But Clark was still looking dismayed; he wasn't sure he could cause his wife such pain. Lois was not, however, in any doubt. The pain in her stomach was growing in strength; there was no more time.

"Clark, this baby is in distress. You have to take the kryptonite away," she begged.

His answering gaze was grim, but he quickly rose and fetched the fallen chair to her side. Placing her arm gently across the seat, he instructed the doctor to hold the limb steady. Now that he had accepted the necessity of the action, he was all determination. He took a deep breath, then resolutely grasped the arrow shaft. Such close proximity to the arrowhead coated with its poison began to have a debilitating effect on his health, but shielded as it was by Lois' flesh the consequence was bearable. However, for all their sakes, this operation had to be carried out as quickly as possible. He bore down with all his remaining strength. For an infinitesimal time Lois' muscles and sinews gripped the invading object and then the bolt-head burst through her tortured skin. Clark speedily split the shaft and withdrew the rest of the arrow from his wife's arm. Because of its toxic coating he rushed to the door and hurled the offending article out into the dark undergrowth. The whole incident had caused him more suffering than he cared to admit, both mentally and physically, so he clung to the doorpost and breathed in the fresh night air. When he felt sufficiently recovered, he turned to walk back to his wife and noticed, with a passing sensation of frustration, that Stride was no longer in the room. She must have escaped when they were engrossed with helping Lois. Damn the woman! She had more lives than a cat! Then Lois called to him and he dismissed Diana from his mind. Dr. Klein was attempting to wrap a large handkerchief around the now steadily bleeding wound and Clark didn't need his super-senses to realise that his wife was close to fainting.
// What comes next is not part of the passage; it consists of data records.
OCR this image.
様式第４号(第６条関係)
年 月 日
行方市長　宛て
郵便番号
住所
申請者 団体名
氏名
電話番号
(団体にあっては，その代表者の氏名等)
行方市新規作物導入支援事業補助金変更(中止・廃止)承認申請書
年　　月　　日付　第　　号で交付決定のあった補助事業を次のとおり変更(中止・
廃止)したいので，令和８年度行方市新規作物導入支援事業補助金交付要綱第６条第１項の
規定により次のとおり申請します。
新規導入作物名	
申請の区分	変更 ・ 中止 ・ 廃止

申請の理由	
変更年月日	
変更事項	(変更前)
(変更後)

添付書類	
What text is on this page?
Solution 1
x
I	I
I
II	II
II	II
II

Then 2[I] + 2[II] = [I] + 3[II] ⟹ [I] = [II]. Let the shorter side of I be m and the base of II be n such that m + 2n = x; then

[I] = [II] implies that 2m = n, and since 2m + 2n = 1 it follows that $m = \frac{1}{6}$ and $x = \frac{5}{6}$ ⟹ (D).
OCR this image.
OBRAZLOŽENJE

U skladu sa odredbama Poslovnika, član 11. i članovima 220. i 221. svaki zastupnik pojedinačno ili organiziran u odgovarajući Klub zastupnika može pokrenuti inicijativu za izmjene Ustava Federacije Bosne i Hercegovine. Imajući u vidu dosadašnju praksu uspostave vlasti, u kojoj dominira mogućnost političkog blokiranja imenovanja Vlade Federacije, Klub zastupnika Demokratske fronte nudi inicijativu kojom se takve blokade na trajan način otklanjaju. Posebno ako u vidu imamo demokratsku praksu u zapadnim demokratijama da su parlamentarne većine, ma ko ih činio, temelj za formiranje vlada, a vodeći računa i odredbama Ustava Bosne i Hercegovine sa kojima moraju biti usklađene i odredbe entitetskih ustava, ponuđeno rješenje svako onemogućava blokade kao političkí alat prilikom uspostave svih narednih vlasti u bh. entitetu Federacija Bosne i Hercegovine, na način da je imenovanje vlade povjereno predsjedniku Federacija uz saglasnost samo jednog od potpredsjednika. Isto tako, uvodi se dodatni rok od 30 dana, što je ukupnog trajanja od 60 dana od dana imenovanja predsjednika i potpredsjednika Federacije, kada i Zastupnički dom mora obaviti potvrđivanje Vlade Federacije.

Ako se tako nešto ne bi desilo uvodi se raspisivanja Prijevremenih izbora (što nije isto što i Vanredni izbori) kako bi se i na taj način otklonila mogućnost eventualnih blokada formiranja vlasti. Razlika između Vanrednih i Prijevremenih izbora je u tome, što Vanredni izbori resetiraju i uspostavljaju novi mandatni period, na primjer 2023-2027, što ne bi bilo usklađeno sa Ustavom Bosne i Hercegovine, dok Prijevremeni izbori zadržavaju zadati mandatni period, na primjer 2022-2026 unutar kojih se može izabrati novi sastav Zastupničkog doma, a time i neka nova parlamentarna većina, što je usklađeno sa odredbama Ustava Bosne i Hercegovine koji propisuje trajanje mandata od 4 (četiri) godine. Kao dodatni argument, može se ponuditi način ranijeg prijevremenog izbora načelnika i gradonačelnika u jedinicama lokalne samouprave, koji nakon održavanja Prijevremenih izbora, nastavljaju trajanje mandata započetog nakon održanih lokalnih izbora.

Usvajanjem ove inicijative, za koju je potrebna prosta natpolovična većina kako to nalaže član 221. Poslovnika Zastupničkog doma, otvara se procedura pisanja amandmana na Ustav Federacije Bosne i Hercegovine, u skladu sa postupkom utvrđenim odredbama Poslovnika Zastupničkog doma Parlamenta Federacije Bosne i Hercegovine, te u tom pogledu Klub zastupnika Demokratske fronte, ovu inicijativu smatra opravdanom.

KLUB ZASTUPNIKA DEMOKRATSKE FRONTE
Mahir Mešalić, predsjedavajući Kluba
The most important task at present was to get Lois to a hospital. The police could deal with Diana Stride.

When she awoke, the fog in Diana's head had seemed denser than previously; she had to concentrate very hard to simply remember where she was. She could hear a murmur of intense conversation from across the room and raising her aching head she squinted in the direction of the voices. The group of three people were vaguely familiar, but why were they here? Why was she here, in what seemed to be a wreck of a cabin? Perhaps if she could hear what they were saying she would get some clues to her whereabouts. Listening in on their conversation wasn't a problem as they were oblivious to her presence and what she overheard brought realisation flooding back.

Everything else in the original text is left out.